Remarquable thriller horrifique sud-coréen basé sur un concept très SF, The Call est une réussite passionnante grâce à une interprétation hors pair, une mise en scène stylée et un scénario ultra-intelligent… enfin, au moins jusqu’au générique de fin, que nous vous conseillons d’éviter.
Voilà des décennies que l’on célèbre le talent unique qu’a le jeune cinéma coréen pour rompre toutes les barrières habituelles entre les genres cinématographiques, pour proposer une expérience originale, stimulante et souvent inédite. Bien entendu, la recette est plus savoureuse quand elle est préparée par des maîtres comme Bong Joon-Ho ou Park Chan-Wook, mais The Call, récente production du Pays du Matin Calme récupérée par Netflix du fait du Covid19, montre qu’elle fonctionne très bien aussi sur le territoire plus « bas de gamme » couvert par la plateforme. Car The Call, c’est quoi ? Un thriller (avec serial killer qu’il faut trouver le moyen d’arrêter à temps) ? Un film de SF (avec ce lien temporel entre deux époques à travers un téléphone dans une inquiétante demeure) ? Un film d’horreur (avec exorcisme sanglant et scènes éprouvantes – mais, ouf ! sans jump scares) ? Tout à la fois, et, logiquement, rien de tout cela. Ce qui réjouira ceux qui aiment être surpris, et consternera ceux qui trouveront le film largement insaisissable, ce qu’il est en effet.

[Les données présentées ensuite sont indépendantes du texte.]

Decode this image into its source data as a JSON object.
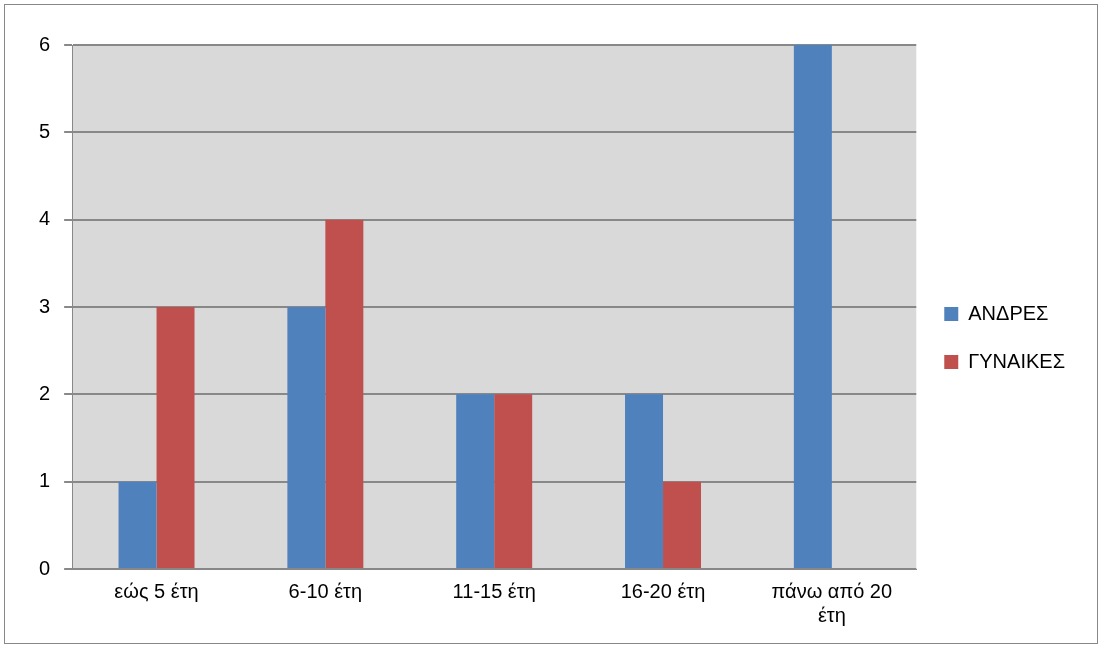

Inspirée par le scénario de The Caller, un film britannico-porto-ricain peu remarqué à l’époque de sa sortie en 2011, l’histoire de The Call est très séduisante, pour qui aime les « mindfucks » temporels, et les éventuels paradoxes qui en découlent : Seo-yon (incarnée par la jolie Park Shin-Hye, artiste aux multiples talents puisqu’elle chante, danse, et est modèle et actrice à la fois – nous l’avons découverte récemment dans #Alive…) revient dans une étrange maison où elle a vécu avec ses parents, torturée par une profonde culpabilité vis-à-vis de sa mère, et entre en contact par téléphone avec une jeune fille, Young-sook (Jeon Jong-Seo, que nous avions aimée dans le magnifique Burning), tourmentée, elle, par une mère abusive et violente, qui vivait dans cette même demeure 20 ans auparavant. A partir de ce point de départ, qui demande évidemment de laisser au vestiaire toute velléité rationnelle, Lee Chung-Hyun a écrit et réalisé une très sombre histoire de combat à distance (20 ans !) entre deux femmes qui partagent nombre d’obsessions et doivent rivaliser d’ingéniosité pour l’emporter l’une sur l’autre. Lee Chung-Hyun est un débutant, n’ayant réalisé qu’un court métrage jusque-là, mais il fait preuve d’une superbe maîtrise dans sa mise en scène : outre son talent pour multiplier les scènes esthétiquement superbes, il réussit à nous conter sans nous perdre une sorte de partie d’échecs démente, pleine de coups retors. Il ne nous prend jamais pour des attardés en nous assénant des explications inutiles, ni ne nous mène par le bout du nez avec des trucs usés de scénariste sérieusement confiné, du genre twists bien pourris ou accumulation de fausses pistes. Une véritable leçon d’intégrité, The Call…
… enfin, jusqu’à son générique de fin, où, pour une raison qui nous échappe encore, Lee Chung-Hyun nous balance une sorte de « fin alternative », qui rompt toutes les règles temporelles que le scénario avait établies et respectées jusque-là : c’est totalement ridicule, complètement inutile, et ça laisse un sale goût dans la bouche à la fin d’un film qu’on était prêts à recommander sans réserve. Donc, dès que vous voyez le premier nom du générique de fin apparaître, coupez tout ! Vous vous ferez une vraie faveur et resterez avec le joli souvenir d’une belle réussite.